Orang Tua Siswa Sorot Kejanggalan Jalur Mutasi – Pendaftaran Adhipati Putra Astama Tercatat Sah di Sistem
PALEMBANG SUM-SEL Medna.id – Sebuah ketidak cocokan informasi muncul dalam proses Penerimaan Siswa Baru (SPMB) Tahun Ajaran 2026/2027 di Sumatera Selatan. Dokumen resmi Dinas Pendidikan Provinsi Sumatera Selatan mencatat pendaftaran ADHIPATI PUTRA ASTAMA melalui jalur mutasi sebagai sah, namun pihak SMA Negeri 13 Palembang menyatakan bahwa jalur tersebut tidak dapat digunakan saat verifikasi langsung.

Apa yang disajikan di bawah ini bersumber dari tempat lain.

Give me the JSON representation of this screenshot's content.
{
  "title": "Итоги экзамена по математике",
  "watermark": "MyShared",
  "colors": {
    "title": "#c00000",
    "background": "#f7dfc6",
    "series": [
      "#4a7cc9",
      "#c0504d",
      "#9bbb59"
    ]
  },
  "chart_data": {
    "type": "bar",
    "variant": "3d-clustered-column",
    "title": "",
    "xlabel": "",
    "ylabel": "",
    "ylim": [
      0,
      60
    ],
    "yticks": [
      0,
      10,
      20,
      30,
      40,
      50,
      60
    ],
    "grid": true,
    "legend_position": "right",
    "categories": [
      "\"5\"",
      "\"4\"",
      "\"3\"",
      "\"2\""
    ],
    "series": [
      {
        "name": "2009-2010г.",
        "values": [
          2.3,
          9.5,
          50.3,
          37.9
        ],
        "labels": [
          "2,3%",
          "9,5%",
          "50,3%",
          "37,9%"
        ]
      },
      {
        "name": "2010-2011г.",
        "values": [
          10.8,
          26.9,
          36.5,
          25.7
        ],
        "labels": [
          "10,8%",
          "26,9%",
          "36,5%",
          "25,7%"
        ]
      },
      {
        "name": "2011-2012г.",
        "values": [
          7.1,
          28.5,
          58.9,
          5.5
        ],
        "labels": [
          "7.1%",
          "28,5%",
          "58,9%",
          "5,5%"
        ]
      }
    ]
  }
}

Berdasarkan data yang diakses melalui laman sumsel.spmb.id tertanggal 25 Mei 2026, pendaftaran tercatat lengkap dengan detail sebagai berikut:
Nomor Peserta: 0113647868
Kode Verifikasi: 207202
Jalur Pendaftaran: Mutasi
Data diri calon siswa juga tercatat jelas: nama lengkap ADHIPATI PUTRA ASTAMA, NISN 0113647868, NIK 3214012107110003, lahir di Purwakarta pada 21 Juli 2011, beralamat di Perumahan Villa Edelweis Blok A No 14 KM 12, dan merupakan lulusan SMP Negeri 11 Palembang tahun 2026. Meskipun data orang tua dan kategori mutasi belum terisi lengkap, status pendaftaran telah tercatat sah dalam sistem provinsi.

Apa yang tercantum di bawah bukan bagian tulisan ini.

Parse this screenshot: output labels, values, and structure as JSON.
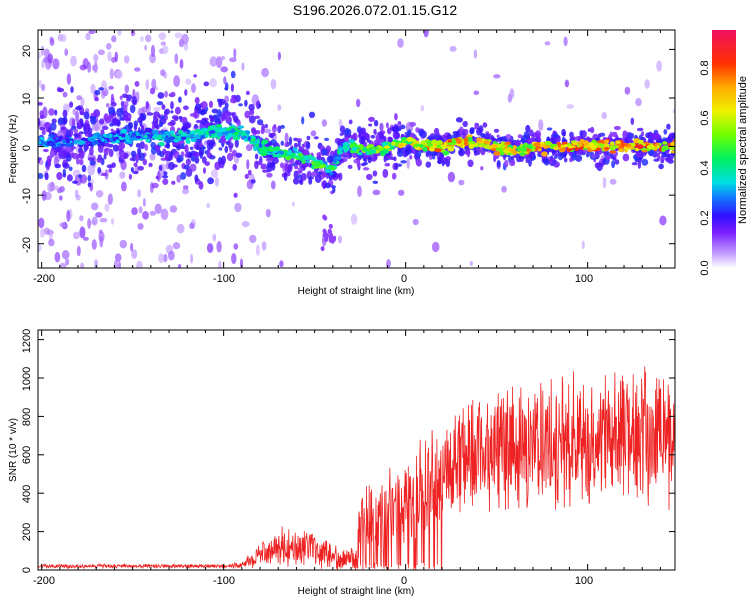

Namun, ketika orang tua datang ke sekolah pada tanggal 26 Mei 2026 untuk verifikasi, jawaban yang diterima berbeda dengan informasi dari sistem. “Pihak sekolah menyatakan jalur mutasi tidak bisa saya gunakan, dengan alasan syaratnya harus ikut wali/orang tua yang pindah tugas,” ungkap orang tua yang tidak ingin disebutkan namanya.
Akibat penolakan tersebut, ia mencabut berkas pendaftaran jalur mutasi dan beralih ke jalur domisili. Namun nama anaknya tidak muncul dalam daftar yang diduga karena faktor nilai. Perasaan kecewa berubah menjadi kekhawatiran setelah menemukan fakta yang dianggap kejanggalan.
“Saya menemukan hal yang tidak masuk akal. Ada teman sekelas anak saya yang juga mendaftar melalui jalur mutasi dan diterima di sekolah yang sama. Padahal asal sekolah mereka sama, bahkan Kartu Keluarga (KK) mereka lebih baru terbit dibandingkan KK saya,” jelasnya.
Ia menegaskan tidak bermaksud mencari kesalahan, namun hanya menginginkan kejelasan dan kesetaraan. “Dokumen dari dinas sudah sah, tapi kenapa di sekolah ditolak? Saya hanya menginginkan kesempatan yang adil agar anak bisa bersekolah dengan layak,” tegasnya.
Menanggapi hal ini, Ibu Nurmala, S.Pd., M.M., Wakil Kepala Sekolah Bidang Kesiswaan SMA Negeri 13 Palembang, menjelaskan bahwa semua proses pendaftaran berjalan sesuai aturan yang berlaku. “Sistem kami dirancang untuk menjaga transparansi dan kesetaraan bagi seluruh calon siswa. Bagi yang belum berhasil melalui jalur domisili atau mutasi, masih ada kesempatan melalui jalur tes,” jelasnya.